Aureispira

Scientific classification
- Domain: Bacteria
- Kingdom: Pseudomonadati
- Phylum: Bacteroidota
- Class: Saprospiria
- Order: Saprospirales
- Family: Saprospiraceae
- Genus: Aureispira Hosoya et al. 2006
- Type species: Aureispira marina Hosoya et al. 2006
- Species: Aureispira marina Aureispira maritima

= Aureispira =

Genus of bacteria

Aureispira is a Gram-negative and aerobic genus from the family Saprospiraceae.

Aureispira gets its energy from a process called ixotrophy. Using this process, Aureispira can acquire energy from other micro-organisms by attaching grappling hooks to the flagella of bacteria and reeling them in to puncture the bacteria's plasma membranes.

A research team from the Federal Institute of Technology Zurich led by Yun-Wei Lien characterized this phenomenon through multiple experiments. It has been found that the grappling hook is a protein attached to the cellular membrane, composed of 5898 amino acids and organized in 7 stems, forming a tube with hollow lumen and hooks on top. Furthermore, this grappling hook bears key characteristics of type 9 secretion systems (often referred to as T9SS), a secretory system found in many bacteria.

To kill their prey, Aureispira bacteria use a type 6 secretion system (T6SS), another type of bacterial secretion system. In Aureispira, this T6SS is most notably accompanied by extracellular structures called antennae. The antennae have been molecularly characterized but their role remains elusive, although it could play a sensory role like animal whiskers. When triggered, the T6SS projects a spear-like structure into its prey's membrane, puncturing it.

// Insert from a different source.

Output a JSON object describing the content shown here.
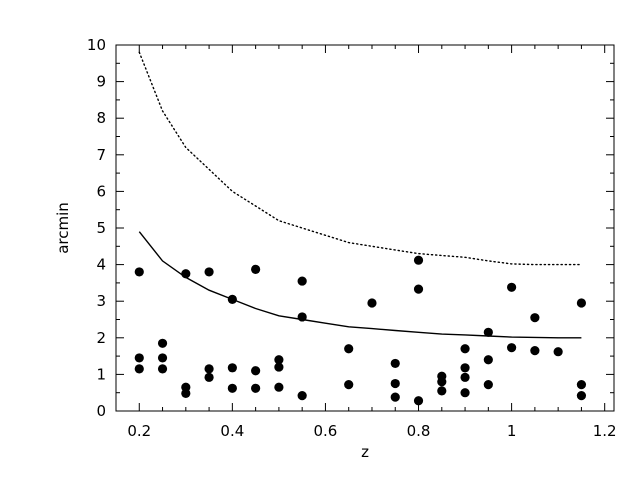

This allows it to collect food for itself when there is not sufficient food sources available in the environment. In fact, nutrient availability can activate or deactivate the functioning of the T6SS, thus mediating the use of ixotrophy as a predatory method. When nutrients are abundant in the environment, the genes in the Aureispira genome change through the addition of insertion sequences, rendering it useless and deactivating predation by ixotrophy. When the nutrients in the environment go down again, these insertion sequences are removed, and the genes work again.

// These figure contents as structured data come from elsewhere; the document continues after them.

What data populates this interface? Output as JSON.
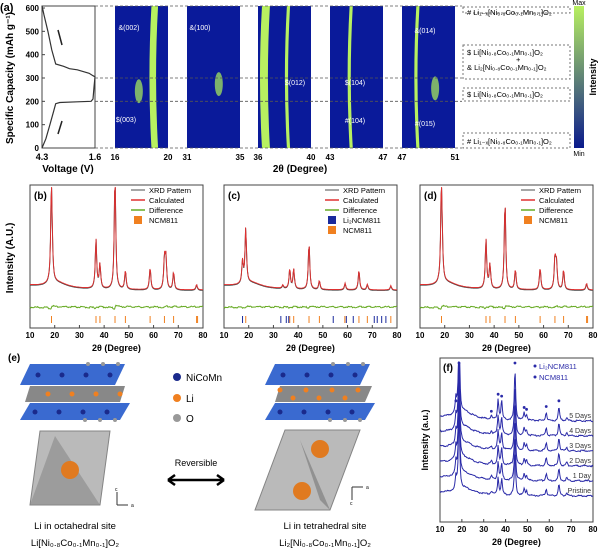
{
  "panel_labels": {
    "a": "(a)",
    "b": "(b)",
    "c": "(c)",
    "d": "(d)",
    "e": "(e)",
    "f": "(f)"
  },
  "chart_data": [
    {
      "id": "a-voltage",
      "type": "line",
      "xlabel": "Voltage (V)",
      "ylabel": "Specific Capacity (mAh g⁻¹)",
      "xlim": [
        4.3,
        1.6
      ],
      "ylim": [
        0,
        600
      ],
      "xticks": [
        "4.3",
        "1.6"
      ],
      "yticks": [
        "0",
        "100",
        "200",
        "300",
        "400",
        "500",
        "600"
      ],
      "x": [
        4.3,
        4.1,
        3.9,
        3.7,
        3.6,
        3.4,
        2.5,
        1.8,
        1.7,
        1.65,
        1.6,
        1.7,
        1.9,
        2.5,
        2.9,
        3.2,
        3.6,
        3.8,
        4.0,
        4.2,
        4.3
      ],
      "y": [
        0,
        40,
        100,
        160,
        190,
        195,
        198,
        200,
        210,
        260,
        305,
        310,
        320,
        335,
        340,
        350,
        360,
        420,
        500,
        570,
        610
      ],
      "dashed_levels": [
        0,
        200,
        300,
        610
      ]
    },
    {
      "id": "a-heatmaps",
      "type": "heatmap",
      "xlabel": "2θ (Degree)",
      "colorbar": {
        "label": "Intensity",
        "max": "Max",
        "min": "Min",
        "colors": [
          "#0a1a8c",
          "#b8f060"
        ]
      },
      "windows": [
        {
          "xlim": [
            16,
            20
          ],
          "ticks": [
            "16",
            "20"
          ],
          "annotations": [
            "&(002)",
            "$(003)"
          ]
        },
        {
          "xlim": [
            31,
            35
          ],
          "ticks": [
            "31",
            "35"
          ],
          "annotations": [
            "&(100)"
          ]
        },
        {
          "xlim": [
            36,
            40
          ],
          "ticks": [
            "36",
            "40"
          ],
          "annotations": [
            "$(012)"
          ]
        },
        {
          "xlim": [
            43,
            47
          ],
          "ticks": [
            "43",
            "47"
          ],
          "annotations": [
            "$(104)",
            "#(104)"
          ]
        },
        {
          "xlim": [
            47,
            51
          ],
          "ticks": [
            "47",
            "51"
          ],
          "annotations": [
            "&(014)",
            "#(015)"
          ]
        }
      ],
      "phase_labels": [
        "# Li₁₋ₓ[Ni₀.₈Co₀.₁Mn₀.₁]O₂",
        "$ Li[Ni₀.₈Co₀.₁Mn₀.₁]O₂",
        "+",
        "& Li₂[Ni₀.₈Co₀.₁Mn₀.₁]O₂",
        "$ Li[Ni₀.₈Co₀.₁Mn₀.₁]O₂",
        "# Li₁₋ₓ[Ni₀.₈Co₀.₁Mn₀.₁]O₂"
      ]
    },
    {
      "id": "b",
      "type": "line",
      "xlabel": "2θ (Degree)",
      "ylabel": "Intensity (A.U.)",
      "xlim": [
        10,
        80
      ],
      "xticks": [
        "10",
        "20",
        "30",
        "40",
        "50",
        "60",
        "70",
        "80"
      ],
      "legend": [
        "XRD Pattern",
        "Calculated",
        "Difference",
        "NCM811"
      ],
      "peaks": [
        [
          18.7,
          1.0
        ],
        [
          36.7,
          0.45
        ],
        [
          38.3,
          0.22
        ],
        [
          44.4,
          1.05
        ],
        [
          48.6,
          0.17
        ],
        [
          58.6,
          0.2
        ],
        [
          64.4,
          0.28
        ],
        [
          65.0,
          0.28
        ],
        [
          68.1,
          0.16
        ],
        [
          77.4,
          0.05
        ]
      ],
      "ticks_ncm811": [
        18.7,
        36.7,
        38.3,
        44.4,
        48.6,
        58.6,
        64.4,
        68.1,
        77.4,
        77.8
      ],
      "ticks_li2ncm811": []
    },
    {
      "id": "c",
      "type": "line",
      "xlabel": "2θ (Degree)",
      "ylabel": "",
      "xlim": [
        10,
        80
      ],
      "xticks": [
        "10",
        "20",
        "30",
        "40",
        "50",
        "60",
        "70",
        "80"
      ],
      "legend": [
        "XRD Pattern",
        "Calculated",
        "Difference",
        "Li₂NCM811",
        "NCM811"
      ],
      "peaks": [
        [
          17.5,
          0.2
        ],
        [
          18.8,
          0.5
        ],
        [
          33.8,
          0.03
        ],
        [
          36.6,
          0.18
        ],
        [
          38.2,
          0.18
        ],
        [
          44.4,
          0.42
        ],
        [
          48.6,
          0.08
        ],
        [
          59.0,
          0.06
        ],
        [
          64.6,
          0.18
        ],
        [
          68.0,
          0.05
        ],
        [
          77.5,
          0.04
        ]
      ],
      "ticks_ncm811": [
        18.8,
        36.6,
        38.2,
        44.4,
        48.6,
        58.9,
        64.6,
        68.0,
        77.5
      ],
      "ticks_li2ncm811": [
        17.5,
        33.0,
        35.2,
        36.2,
        54.2,
        59.5,
        62.3,
        70.8,
        72.0,
        73.8,
        75.5
      ]
    },
    {
      "id": "d",
      "type": "line",
      "xlabel": "2θ (Degree)",
      "ylabel": "",
      "xlim": [
        10,
        80
      ],
      "xticks": [
        "10",
        "20",
        "30",
        "40",
        "50",
        "60",
        "70",
        "80"
      ],
      "legend": [
        "XRD Pattern",
        "Calculated",
        "Difference",
        "NCM811"
      ],
      "peaks": [
        [
          18.7,
          1.05
        ],
        [
          36.7,
          0.45
        ],
        [
          38.3,
          0.22
        ],
        [
          44.4,
          0.8
        ],
        [
          48.6,
          0.18
        ],
        [
          58.6,
          0.2
        ],
        [
          64.6,
          0.28
        ],
        [
          65.2,
          0.24
        ],
        [
          68.1,
          0.18
        ],
        [
          77.4,
          0.06
        ]
      ],
      "ticks_ncm811": [
        18.7,
        36.7,
        38.3,
        44.4,
        48.6,
        58.6,
        64.6,
        68.1,
        77.4,
        77.8
      ],
      "ticks_li2ncm811": []
    },
    {
      "id": "f",
      "type": "line",
      "xlabel": "2θ (Degree)",
      "ylabel": "Intensity (a.u.)",
      "xlim": [
        10,
        80
      ],
      "xticks": [
        "10",
        "20",
        "30",
        "40",
        "50",
        "60",
        "70",
        "80"
      ],
      "legend": [
        "Li₂NCM811",
        "NCM811"
      ],
      "series": [
        {
          "name": "Pristine"
        },
        {
          "name": "1 Day"
        },
        {
          "name": "2 Days"
        },
        {
          "name": "3 Days"
        },
        {
          "name": "4 Days"
        },
        {
          "name": "5 Days"
        }
      ],
      "peaks": [
        [
          17.3,
          0.15
        ],
        [
          18.7,
          1.0
        ],
        [
          33.5,
          0.04
        ],
        [
          36.6,
          0.22
        ],
        [
          38.2,
          0.2
        ],
        [
          44.3,
          0.55
        ],
        [
          48.5,
          0.08
        ],
        [
          49.6,
          0.06
        ],
        [
          58.6,
          0.09
        ],
        [
          64.4,
          0.15
        ],
        [
          68.0,
          0.04
        ]
      ],
      "markers_li2ncm811": [
        17.3,
        33.5,
        36.6,
        49.6
      ],
      "markers_ncm811": [
        18.7,
        38.2,
        44.3,
        48.5,
        58.6,
        64.4
      ]
    }
  ],
  "panel_e": {
    "legend": [
      "NiCoMn",
      "Li",
      "O"
    ],
    "arrow_label": "Reversible",
    "left_caption": "Li in octahedral site",
    "left_formula": "Li[Ni₀.₈Co₀.₁Mn₀.₁]O₂",
    "right_caption": "Li in tetrahedral site",
    "right_formula": "Li₂[Ni₀.₈Co₀.₁Mn₀.₁]O₂",
    "axis_c": "c",
    "axis_a": "a",
    "colors": {
      "nicomn": "#1a2a8c",
      "li": "#f08020",
      "o": "#999999",
      "slab": "#3a6ad0"
    }
  },
  "colors": {
    "xrd": "#555555",
    "calc": "#e03030",
    "diff": "#66aa22",
    "ncm811": "#f08020",
    "li2ncm811": "#1a2a9c",
    "f_line": "#2a2aa8"
  }
}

Yun-Wei Lien and colleagues proposed that through the process of ixotrophy, Aureispira (and other bacteria from the Saprospiraceae family) could play a role in shaping the marine microbiome. The abundance of genetic sequences from saprospiracea and vibrionaceae (typical prey for Ixotrophic bacteria) in oceanic environmental sample showed patterns similar to that of prey and predators.